Громобоев вытянул ноги и откинулся в кресле. На лицо он положил журнал мод под названием «Божур» и тихонько захрапел.
И тут же послышалась какая-то возня за дверью и даже топот.
— Это кто там? — спросила Минога.
— Это мы.
— Аичка?
— Тётя, познакомься… Он на мне жениться хочет, — сказала Аичка и ввела директора.
— Кто ж тебя не захочет? У тебя юбка короткая, — сказала Минога.
Аичка посмотрела на своего незнакомца. Оба они были беженцы из своей прежней жизни.
— Он говорит, что не поэтому, — не согласилась Аичка. — Он говорит, что потому, что у меня на среднем пальце клякса чернильная… Он думал, что я диктанты пишу, а я сказала, что накладные… Он говорит, что его это не смущает… Он всё время врёт…
— Так ведь и ты врёшь, — сказала Минога.
Директор, улыбаясь криво, разглядывал комнату, потихоньку соображал, что попал в дом к той самой Миноге, которая…
В кресле похрапывал полноватый человек без пиджака. Аичка лепетала нервно и с вызовом:
— …Он говорит, что мне теперь отступать некуда, потому что за меня двадцать четыре рубля в ресторане заплатил… округлённо — двадцать пять рублей… Он говорит, что он на меня потратился…

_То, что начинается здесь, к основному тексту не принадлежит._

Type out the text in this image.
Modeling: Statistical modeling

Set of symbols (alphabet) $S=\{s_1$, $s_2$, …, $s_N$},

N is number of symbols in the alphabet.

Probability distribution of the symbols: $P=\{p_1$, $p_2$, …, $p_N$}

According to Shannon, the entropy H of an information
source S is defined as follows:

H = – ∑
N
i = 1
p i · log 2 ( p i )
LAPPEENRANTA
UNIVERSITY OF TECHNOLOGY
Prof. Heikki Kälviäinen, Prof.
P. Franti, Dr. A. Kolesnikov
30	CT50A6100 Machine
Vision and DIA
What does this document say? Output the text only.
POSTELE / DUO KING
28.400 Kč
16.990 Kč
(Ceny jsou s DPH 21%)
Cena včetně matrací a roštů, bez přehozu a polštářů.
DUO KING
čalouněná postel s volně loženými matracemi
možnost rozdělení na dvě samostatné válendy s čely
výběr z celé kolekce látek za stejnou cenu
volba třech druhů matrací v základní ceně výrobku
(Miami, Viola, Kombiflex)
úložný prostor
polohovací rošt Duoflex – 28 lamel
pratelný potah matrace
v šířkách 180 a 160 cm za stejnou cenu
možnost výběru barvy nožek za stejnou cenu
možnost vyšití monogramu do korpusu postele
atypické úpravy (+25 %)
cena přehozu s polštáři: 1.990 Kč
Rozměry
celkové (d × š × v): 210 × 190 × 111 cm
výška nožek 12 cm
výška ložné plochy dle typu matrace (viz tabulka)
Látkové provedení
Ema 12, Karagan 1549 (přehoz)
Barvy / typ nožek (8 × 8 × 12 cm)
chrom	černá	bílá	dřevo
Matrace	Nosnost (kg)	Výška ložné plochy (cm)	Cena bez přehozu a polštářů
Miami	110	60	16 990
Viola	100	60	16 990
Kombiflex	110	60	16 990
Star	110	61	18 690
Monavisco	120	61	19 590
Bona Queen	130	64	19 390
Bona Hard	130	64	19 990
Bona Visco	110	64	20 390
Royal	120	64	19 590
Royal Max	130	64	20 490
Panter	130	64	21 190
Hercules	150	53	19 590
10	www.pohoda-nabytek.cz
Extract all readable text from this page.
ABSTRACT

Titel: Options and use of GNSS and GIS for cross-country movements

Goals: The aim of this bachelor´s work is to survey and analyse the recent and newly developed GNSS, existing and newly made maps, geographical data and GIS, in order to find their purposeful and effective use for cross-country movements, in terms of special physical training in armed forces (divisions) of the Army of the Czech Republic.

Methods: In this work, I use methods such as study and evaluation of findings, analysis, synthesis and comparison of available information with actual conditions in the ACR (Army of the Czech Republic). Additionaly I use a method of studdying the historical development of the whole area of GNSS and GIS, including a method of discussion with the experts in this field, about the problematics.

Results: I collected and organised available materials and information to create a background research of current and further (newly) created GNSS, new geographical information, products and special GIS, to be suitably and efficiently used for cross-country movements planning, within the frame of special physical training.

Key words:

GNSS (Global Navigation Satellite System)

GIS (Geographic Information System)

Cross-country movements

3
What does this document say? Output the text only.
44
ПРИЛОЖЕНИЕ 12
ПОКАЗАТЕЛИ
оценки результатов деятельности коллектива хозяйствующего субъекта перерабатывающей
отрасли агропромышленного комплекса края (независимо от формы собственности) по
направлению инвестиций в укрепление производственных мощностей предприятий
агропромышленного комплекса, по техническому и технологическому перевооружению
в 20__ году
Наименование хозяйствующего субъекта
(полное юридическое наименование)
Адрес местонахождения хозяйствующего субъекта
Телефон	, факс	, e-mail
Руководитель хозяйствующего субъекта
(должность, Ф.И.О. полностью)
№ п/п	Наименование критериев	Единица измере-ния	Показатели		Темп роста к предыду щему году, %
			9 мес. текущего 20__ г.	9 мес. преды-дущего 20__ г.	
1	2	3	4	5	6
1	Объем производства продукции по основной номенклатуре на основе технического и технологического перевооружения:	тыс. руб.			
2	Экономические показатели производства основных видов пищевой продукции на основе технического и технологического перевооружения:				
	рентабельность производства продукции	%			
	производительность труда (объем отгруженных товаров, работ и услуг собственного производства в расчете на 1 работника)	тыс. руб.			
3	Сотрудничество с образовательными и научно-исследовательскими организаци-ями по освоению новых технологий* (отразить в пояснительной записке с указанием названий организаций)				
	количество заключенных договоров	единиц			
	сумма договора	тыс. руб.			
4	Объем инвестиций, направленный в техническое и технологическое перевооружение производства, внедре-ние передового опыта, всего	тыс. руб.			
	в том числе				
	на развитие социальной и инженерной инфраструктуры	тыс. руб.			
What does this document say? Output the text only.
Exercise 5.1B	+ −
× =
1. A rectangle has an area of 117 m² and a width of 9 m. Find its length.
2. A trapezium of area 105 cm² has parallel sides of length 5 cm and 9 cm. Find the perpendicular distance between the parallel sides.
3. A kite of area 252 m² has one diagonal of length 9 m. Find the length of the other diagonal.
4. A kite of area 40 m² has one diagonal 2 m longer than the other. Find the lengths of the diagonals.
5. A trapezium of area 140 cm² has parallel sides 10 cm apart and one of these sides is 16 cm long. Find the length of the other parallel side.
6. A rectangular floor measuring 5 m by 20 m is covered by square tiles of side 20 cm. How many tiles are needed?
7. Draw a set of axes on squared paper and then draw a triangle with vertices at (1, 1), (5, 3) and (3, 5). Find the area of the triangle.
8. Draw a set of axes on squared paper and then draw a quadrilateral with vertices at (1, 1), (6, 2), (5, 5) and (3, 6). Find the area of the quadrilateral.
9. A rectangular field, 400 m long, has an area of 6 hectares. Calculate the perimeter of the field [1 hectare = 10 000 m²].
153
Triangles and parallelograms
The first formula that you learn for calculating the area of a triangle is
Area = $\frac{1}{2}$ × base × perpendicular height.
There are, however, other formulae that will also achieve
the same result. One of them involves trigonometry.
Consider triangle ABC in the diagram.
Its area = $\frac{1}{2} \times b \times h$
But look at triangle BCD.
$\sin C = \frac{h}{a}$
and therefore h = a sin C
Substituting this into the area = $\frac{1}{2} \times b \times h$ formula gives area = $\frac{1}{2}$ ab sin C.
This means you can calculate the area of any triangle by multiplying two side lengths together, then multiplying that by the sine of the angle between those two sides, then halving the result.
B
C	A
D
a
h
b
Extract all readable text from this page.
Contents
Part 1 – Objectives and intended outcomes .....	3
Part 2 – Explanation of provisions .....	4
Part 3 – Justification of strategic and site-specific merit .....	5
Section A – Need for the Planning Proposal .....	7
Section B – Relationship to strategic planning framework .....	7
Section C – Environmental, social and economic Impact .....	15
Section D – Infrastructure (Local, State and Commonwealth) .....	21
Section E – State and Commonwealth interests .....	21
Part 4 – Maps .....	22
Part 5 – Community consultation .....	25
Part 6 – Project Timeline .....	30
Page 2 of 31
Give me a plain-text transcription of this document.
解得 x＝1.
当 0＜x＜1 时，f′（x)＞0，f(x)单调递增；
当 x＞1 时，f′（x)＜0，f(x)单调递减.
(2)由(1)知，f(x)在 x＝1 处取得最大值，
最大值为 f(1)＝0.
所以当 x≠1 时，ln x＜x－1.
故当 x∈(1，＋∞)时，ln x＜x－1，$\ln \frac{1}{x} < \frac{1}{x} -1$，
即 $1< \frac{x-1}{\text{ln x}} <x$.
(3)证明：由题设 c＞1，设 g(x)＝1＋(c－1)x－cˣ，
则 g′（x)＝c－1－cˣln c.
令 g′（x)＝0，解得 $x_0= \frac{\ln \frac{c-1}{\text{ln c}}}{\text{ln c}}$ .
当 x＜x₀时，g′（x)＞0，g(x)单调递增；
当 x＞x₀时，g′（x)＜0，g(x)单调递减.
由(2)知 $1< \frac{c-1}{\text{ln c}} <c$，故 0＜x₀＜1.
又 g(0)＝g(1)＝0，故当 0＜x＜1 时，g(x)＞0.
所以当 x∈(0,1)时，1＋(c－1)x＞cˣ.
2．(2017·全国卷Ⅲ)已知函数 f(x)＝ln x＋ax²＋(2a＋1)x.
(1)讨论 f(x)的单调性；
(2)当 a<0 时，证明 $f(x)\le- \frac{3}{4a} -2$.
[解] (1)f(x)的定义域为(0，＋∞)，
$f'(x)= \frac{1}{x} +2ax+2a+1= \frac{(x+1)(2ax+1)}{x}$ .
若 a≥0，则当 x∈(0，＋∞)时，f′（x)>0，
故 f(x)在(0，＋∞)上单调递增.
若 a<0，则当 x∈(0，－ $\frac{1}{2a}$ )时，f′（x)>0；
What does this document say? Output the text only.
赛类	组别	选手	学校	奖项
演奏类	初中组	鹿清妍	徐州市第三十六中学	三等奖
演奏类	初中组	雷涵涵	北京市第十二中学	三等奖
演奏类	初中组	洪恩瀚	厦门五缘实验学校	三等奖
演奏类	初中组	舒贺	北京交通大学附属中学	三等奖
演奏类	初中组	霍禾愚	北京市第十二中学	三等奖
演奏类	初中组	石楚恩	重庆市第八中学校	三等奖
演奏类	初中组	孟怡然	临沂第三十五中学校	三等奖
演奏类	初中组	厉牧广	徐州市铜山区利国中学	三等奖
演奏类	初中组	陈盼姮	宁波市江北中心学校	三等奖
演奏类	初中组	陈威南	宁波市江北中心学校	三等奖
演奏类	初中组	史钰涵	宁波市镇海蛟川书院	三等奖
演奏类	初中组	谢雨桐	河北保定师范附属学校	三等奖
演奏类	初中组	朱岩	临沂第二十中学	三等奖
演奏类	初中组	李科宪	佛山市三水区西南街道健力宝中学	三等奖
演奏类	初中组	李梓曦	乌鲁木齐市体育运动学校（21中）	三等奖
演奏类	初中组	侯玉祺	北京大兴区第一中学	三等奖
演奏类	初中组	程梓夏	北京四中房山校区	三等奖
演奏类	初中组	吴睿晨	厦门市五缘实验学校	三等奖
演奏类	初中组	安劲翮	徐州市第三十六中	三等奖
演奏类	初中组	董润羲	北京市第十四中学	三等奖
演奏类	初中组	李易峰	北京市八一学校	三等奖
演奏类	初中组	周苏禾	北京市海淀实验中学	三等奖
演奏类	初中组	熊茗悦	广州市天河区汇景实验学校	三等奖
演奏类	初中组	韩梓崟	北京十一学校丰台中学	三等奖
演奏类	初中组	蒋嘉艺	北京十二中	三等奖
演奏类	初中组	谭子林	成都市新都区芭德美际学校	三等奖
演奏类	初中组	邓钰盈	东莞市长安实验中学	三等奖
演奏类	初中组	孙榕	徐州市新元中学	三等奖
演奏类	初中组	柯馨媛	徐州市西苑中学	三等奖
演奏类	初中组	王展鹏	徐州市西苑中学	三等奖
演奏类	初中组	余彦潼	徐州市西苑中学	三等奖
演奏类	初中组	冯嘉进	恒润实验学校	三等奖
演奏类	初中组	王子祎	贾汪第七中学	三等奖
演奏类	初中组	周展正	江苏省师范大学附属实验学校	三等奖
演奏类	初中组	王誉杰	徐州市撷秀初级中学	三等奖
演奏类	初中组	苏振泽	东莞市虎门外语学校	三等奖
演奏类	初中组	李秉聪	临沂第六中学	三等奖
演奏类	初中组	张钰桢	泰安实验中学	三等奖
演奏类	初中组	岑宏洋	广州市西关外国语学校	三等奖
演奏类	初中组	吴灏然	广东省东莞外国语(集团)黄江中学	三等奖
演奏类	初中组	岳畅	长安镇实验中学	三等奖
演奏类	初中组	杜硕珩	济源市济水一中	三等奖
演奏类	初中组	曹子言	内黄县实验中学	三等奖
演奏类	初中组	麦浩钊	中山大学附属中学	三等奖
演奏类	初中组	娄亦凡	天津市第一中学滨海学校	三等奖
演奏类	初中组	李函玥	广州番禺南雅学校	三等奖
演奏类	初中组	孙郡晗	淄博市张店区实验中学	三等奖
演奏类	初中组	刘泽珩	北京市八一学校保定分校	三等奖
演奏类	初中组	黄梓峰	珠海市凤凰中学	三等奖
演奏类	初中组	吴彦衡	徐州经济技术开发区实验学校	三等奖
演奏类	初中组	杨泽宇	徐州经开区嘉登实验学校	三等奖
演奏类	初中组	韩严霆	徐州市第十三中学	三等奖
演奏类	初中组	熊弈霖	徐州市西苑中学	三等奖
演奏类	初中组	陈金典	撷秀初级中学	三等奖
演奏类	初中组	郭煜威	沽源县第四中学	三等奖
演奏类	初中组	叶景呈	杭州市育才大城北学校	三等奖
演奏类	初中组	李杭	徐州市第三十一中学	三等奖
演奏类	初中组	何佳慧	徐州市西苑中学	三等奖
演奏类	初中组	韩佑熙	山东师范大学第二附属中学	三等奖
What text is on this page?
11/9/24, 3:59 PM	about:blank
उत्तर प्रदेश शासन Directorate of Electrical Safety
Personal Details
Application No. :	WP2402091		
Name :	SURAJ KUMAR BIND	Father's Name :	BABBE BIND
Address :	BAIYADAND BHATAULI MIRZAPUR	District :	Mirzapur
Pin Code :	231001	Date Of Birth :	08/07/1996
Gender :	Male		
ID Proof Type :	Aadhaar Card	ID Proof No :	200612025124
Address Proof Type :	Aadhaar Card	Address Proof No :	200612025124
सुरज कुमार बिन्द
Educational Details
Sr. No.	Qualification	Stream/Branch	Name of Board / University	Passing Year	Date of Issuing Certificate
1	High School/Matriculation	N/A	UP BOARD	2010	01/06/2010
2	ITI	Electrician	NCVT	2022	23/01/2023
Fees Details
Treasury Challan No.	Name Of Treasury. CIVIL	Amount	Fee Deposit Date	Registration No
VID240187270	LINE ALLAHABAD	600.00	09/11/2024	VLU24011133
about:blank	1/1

— Это ты говоришь, — сказала Минога. — Он покамест помалкивает.
— Я не помалкиваю, — сказал директор. — Я посмеиваюсь.
— А ну брысь отсюда… — сказала Аичка директору.
— Поди-ка сюда, — сказала Минога директору. — К свету поближе.
— Кого же мне слушаться? — спросил директор.
— Себя, — ответила Минога.
Директор вышел на свет.
— Тогда разглядывайте, — сказал он. — Рост один метр семьдесят восемь сантиметров — стандарт. Костюм из магазина «Руслан», размер пятьдесят два, рост четвёртый, без перешивки, ботинки сорок второй размер… Окончил ремесленное, потом полтора института, в армии отслужил — водитель бронетранспортёра, шофёрские права второго класса… Не судился, связи с заграницей имею, состою в переписке с Куртом Шлегелем, инструментальщиком из города Ростока. Познакомились на маневрах «Двина». Особых примет нет, зато есть магнитофон «Грюндиг» ТК-46, стереофонический, с двумя выносными колонками, подержанный, и мотоцикл «Паннония» с коляской. Собираюсь строить катер со стационарным мотором от ГАЗ-69… Особых примет нет…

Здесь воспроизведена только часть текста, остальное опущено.